Nel nostro Paese le zone a basse emissioni sono ancora troppo poche e, lì dove esistono, sono sempre accompagnate da quell’intoppo che frena il funzionamento del meccanismo: mancano i controlli sistematici (tramite varchi elettronici), così come quelli regolati dalla polizia locale. Mancano, poi, comunicazioni chiare ed efficaci ai cittadini e soprattutto un sistema rafforzato che permetta una circolazione dei veicoli regolare durante i tempi di restrizione dettati dalle LEZ.

«Le zone a basse emissioni funzionano. È però essenziale che i sindaci comunichino efficacemente e per tempo, e che siano presenti misure di supporto alla transizione, quali ad

esempio schemi che diano un accesso gratuito ai servizi di trasporto pubblico e di sharing mobility a fronte della rottamazione dei veicoli inquinanti. Le automobili stanno soffocando le nostre città, è ora di ricominciare a respirare», ha dichiarato Claudio Magliulo, Responsabile italiano della campagna Clean Cities.

L’Italia è rimasta indietro e deve lavorare sul problema per accelerare e recuperare posizioni rispetto al resto dell’Europa: tra il 2030 e il 2035 quasi 30 città europee tra Paesi Bassi, Regno Unito, Francia e Paesi scandinavi trasformeranno le loro zone a basse emissioni (già in funzione) in zone a zero emissioni. L’Italia entro il 2030 dovrebbe raggiungere lo stesso obiettivo in 9 città selezionate dalla Commissione Europea per la missione 100 Climate-Neutral and Smart Cities (Bergamo, Bologna, Firenze, Milano, Padova, Parma, Prato, Roma e Torino), ma questa prospettiva appare oggi pura fantascienza.
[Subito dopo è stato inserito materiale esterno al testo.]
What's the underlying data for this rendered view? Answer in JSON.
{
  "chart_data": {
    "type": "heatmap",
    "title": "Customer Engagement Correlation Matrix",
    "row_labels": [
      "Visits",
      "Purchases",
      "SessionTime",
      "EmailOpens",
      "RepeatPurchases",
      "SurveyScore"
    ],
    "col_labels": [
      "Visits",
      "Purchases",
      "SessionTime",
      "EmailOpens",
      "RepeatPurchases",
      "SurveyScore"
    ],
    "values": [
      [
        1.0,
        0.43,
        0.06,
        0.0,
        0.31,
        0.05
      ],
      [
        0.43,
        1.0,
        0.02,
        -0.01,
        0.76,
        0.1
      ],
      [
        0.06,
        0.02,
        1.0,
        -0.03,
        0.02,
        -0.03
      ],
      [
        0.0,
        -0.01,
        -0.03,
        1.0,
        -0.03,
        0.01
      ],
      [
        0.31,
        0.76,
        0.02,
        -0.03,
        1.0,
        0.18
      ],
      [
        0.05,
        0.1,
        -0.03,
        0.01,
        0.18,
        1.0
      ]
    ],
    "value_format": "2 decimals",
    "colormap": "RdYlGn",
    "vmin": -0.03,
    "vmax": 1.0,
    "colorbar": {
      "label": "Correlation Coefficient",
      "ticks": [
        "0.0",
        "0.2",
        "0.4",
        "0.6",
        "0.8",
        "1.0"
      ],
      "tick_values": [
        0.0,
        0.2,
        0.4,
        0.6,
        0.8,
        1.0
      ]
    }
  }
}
Il Paese, sul tema, è in affanno: «Si tratta di una sfida complessa, ma tecnologicamente alla nostra portata. Servono lungimiranza, coraggio politico e attenzione al creare una transizionegiusta che non lasci indietro nessuno - ha commentato Magliulo - È evidente che se le città italiane fanno sul serio, non potranno raggiungere la neutralità climatica senza eliminare dalle proprie aree urbane i veicoli inquinanti nell’arco di questo decennio».

In soccorso delle città che intendono intraprendere la via della regolazione del traffico per il miglioramento della qualità dell’aria arriva proprio Clean Cities che, con la guida Zone a basse emissioni: la formula giusta propone un decalogo per le LEZ. L’obiettivo è fornire ogni strumento e consiglio per permettere all’Italia di scrollarsi di dosso la deludente etichetta di “peggiore in Europa” e, chissà, riscattarsi con un primato negli obiettivi del 2030. Per ora restiamo a guardare le brillante lezione delle altre europee.